To which I have three answers:

First, that would depend on what you mean by the word "God"--which is a lot like Bill Clinton saying, "It depends on what the meaning of the word 'is' is." But that's another topic for another day.

Second, I believe that what you probably mean by "God" and what I mean by my "soul" (and everyone else's soul too, for that matter) are actually so interconnected and so similar in their make-up as to be almost indistinguishable from one another, at least when we are reasonably healthy and doing our best to pay close attention. And there are times when getting tripped up in definitions and distinctions, wondering where "God" ends and your own soul begins, is just another delaying tactic of the ego, one that I am very familiar with!

And third, I have to confess that in the year or two leading up to my  decision to renounce my ordination I had kind of taken a vacation from God, or at least from the whole idea of "God". I had finally given myself the total, absolute freedom and privilege of not worrying about God.

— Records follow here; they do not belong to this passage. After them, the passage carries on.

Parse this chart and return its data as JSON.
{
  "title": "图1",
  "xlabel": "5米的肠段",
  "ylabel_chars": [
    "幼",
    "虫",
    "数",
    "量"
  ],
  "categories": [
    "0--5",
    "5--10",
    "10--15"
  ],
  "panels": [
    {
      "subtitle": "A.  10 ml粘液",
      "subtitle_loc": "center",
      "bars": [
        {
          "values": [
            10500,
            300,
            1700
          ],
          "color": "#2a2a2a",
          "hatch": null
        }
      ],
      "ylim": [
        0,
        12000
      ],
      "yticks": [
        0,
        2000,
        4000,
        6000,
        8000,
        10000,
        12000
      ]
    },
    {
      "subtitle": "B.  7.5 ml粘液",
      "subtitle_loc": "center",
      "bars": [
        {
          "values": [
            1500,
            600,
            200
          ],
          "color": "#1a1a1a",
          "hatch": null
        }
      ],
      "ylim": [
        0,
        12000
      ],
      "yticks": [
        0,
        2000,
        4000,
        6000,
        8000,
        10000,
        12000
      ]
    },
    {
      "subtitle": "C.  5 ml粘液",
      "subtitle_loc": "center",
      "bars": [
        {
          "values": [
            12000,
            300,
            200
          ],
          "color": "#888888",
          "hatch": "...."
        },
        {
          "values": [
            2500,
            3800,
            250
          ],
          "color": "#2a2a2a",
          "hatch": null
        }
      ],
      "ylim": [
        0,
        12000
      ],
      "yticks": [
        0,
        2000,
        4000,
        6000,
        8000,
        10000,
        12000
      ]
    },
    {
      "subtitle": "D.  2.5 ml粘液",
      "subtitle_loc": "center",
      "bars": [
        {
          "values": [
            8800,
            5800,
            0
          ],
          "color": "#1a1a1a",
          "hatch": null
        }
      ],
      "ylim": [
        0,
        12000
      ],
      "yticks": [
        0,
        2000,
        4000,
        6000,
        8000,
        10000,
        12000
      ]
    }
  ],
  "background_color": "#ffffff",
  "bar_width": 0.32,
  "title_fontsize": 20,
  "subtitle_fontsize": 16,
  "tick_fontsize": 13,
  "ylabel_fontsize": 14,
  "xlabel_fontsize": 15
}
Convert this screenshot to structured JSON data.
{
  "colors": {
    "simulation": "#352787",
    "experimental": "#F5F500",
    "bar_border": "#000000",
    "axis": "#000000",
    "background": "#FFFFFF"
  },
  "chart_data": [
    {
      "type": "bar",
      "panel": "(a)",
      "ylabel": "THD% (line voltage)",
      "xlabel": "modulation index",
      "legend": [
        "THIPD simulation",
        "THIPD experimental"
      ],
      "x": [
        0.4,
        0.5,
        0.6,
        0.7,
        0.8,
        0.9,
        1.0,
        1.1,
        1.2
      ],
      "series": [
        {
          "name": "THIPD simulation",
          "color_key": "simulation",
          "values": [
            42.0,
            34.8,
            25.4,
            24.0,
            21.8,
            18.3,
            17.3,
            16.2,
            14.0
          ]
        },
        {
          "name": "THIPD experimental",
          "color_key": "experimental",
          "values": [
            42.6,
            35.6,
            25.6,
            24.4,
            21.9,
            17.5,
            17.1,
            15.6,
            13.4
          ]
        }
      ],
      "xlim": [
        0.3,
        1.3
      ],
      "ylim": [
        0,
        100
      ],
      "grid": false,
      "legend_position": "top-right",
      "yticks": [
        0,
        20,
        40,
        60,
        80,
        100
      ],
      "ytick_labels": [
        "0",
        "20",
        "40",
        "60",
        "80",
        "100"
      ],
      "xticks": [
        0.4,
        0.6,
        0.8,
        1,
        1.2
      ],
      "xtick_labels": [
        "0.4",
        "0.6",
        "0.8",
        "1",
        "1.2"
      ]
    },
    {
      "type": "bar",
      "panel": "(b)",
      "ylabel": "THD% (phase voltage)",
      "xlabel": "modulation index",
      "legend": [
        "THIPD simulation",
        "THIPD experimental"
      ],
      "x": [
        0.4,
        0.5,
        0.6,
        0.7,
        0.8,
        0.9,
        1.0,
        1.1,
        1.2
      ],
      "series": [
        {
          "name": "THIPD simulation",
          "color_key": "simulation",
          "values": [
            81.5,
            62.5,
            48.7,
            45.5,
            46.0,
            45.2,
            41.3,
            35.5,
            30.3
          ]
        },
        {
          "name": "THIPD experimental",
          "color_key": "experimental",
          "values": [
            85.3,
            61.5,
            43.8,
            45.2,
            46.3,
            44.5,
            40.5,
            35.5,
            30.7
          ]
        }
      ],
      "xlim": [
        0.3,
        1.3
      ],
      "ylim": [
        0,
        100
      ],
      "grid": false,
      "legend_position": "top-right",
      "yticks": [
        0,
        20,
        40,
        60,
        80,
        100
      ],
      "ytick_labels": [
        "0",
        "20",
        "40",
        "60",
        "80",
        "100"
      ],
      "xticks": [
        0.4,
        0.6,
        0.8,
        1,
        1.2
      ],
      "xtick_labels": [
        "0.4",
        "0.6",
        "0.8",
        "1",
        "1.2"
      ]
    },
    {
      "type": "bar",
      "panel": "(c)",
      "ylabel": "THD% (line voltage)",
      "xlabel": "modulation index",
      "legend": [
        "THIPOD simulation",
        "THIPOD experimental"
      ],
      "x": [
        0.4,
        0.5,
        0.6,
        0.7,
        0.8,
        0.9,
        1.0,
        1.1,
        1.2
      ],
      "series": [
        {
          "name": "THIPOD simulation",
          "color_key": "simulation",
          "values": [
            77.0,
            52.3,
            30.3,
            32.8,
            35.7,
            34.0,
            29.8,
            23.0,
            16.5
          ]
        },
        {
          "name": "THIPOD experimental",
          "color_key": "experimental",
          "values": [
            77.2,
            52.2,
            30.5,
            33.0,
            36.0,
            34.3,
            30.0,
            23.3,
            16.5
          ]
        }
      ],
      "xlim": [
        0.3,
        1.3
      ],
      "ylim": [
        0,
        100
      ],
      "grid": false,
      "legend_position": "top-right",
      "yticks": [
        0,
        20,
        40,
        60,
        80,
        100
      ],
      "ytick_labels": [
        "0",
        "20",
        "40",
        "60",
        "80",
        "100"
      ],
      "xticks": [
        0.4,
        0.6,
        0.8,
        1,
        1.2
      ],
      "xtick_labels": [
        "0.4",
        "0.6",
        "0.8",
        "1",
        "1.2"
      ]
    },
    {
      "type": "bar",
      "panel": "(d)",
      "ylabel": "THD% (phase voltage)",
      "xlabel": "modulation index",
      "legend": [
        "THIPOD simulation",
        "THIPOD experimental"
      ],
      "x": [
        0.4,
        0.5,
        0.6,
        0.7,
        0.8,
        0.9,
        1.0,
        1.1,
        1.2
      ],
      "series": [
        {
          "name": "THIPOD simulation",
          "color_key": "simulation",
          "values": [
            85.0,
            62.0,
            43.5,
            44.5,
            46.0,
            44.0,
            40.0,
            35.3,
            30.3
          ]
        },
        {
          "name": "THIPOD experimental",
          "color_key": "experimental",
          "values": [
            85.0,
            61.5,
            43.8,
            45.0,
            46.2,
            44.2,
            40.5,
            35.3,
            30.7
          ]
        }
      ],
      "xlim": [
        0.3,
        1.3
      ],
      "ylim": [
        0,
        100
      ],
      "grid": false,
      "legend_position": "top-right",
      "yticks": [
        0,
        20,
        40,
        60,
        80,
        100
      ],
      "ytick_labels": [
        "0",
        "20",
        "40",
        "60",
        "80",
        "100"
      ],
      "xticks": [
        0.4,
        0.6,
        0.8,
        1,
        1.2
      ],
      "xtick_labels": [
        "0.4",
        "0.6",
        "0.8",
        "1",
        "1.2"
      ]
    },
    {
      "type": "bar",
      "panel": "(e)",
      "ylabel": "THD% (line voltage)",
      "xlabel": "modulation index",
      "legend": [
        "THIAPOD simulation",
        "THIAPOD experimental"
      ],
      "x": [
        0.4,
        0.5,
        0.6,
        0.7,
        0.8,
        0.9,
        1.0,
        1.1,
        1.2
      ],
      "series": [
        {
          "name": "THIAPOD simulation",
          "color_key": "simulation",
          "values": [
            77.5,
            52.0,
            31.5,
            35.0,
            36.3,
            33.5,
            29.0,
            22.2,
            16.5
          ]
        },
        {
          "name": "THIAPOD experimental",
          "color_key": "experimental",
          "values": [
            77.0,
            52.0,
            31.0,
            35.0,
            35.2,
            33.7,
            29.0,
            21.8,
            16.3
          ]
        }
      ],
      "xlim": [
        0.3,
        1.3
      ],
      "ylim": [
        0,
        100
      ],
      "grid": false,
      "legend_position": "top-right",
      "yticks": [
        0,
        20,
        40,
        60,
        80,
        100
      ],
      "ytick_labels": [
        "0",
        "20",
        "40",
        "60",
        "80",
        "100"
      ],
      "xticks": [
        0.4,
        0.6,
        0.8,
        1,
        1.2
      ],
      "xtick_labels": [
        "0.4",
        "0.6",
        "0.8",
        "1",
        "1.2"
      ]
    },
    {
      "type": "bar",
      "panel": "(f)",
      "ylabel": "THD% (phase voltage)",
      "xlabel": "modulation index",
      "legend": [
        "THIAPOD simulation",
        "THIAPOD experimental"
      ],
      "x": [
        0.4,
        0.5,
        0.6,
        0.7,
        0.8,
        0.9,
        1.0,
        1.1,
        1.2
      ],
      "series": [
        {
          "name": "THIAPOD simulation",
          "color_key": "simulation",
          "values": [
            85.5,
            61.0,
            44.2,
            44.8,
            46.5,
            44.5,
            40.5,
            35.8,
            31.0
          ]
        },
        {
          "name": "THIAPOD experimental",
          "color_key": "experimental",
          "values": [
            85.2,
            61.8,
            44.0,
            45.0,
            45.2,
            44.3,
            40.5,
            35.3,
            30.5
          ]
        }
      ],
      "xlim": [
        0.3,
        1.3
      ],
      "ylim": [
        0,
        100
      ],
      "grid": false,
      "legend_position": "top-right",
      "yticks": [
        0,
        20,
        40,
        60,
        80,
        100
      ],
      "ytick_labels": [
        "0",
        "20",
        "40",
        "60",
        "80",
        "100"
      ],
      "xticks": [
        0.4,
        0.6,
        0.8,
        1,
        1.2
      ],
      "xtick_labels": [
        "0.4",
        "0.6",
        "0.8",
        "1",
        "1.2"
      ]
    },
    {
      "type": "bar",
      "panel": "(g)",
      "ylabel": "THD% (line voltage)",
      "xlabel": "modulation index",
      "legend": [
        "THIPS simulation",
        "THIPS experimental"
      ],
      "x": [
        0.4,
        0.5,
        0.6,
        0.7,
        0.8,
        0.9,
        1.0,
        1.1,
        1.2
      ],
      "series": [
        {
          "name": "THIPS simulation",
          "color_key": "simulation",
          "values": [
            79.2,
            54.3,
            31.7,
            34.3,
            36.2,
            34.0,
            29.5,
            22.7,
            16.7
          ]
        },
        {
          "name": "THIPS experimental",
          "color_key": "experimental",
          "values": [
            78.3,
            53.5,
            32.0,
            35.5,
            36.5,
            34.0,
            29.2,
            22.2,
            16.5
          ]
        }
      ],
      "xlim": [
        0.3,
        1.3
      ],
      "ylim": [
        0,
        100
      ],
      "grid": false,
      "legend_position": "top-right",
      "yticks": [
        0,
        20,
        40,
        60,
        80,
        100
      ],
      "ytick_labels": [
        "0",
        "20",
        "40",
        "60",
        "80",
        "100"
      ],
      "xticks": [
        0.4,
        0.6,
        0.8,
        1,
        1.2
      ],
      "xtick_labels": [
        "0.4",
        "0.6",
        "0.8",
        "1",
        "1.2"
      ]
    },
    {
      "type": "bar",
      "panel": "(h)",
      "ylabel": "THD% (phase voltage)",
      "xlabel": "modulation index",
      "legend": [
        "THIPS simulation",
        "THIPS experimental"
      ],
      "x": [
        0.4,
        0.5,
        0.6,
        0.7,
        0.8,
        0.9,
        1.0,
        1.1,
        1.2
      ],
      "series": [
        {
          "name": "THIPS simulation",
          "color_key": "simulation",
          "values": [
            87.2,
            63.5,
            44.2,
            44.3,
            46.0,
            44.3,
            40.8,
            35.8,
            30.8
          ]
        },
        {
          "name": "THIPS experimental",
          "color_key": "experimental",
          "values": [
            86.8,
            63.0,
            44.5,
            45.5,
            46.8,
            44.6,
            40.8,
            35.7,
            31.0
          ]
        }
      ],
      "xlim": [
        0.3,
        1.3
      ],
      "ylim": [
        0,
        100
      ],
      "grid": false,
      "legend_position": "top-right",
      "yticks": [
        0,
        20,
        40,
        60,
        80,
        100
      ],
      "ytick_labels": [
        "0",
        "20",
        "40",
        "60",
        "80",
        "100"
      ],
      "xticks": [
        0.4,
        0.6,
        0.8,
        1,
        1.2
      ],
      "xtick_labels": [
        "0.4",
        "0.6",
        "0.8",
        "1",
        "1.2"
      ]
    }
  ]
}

This was a liberation and an unburdening of immense proportions, one I had entertained off and on but, as you can imagine, found difficult to consider seriously while I was still actively practicing ordained ministry in the Episcopal Church. Still, "taking a vacation from God" is putting things a bit more low-key and casual than it felt at the beginning.


Anonymous said...


I've just watched a DVD of David Whyte in San Francisco (the first ever DW DVD, I believe) in which he speaks so poetically---of course!---about "the conversation" Life wants to have with us. He suggests it's at the "intersect" of who we most know ourselves to be at the time, and the situations Life gives us to find out more about ourselves, that the holy encounter truly begins. Isn't that a pretty good fit for what you're describing in your own journey?

Amen, sister. You go, and keep going!

Sukie Curtis said...

I like that way of thinking about the "conversation" Life wants to have with us.

Thanks for your continuing presence and support!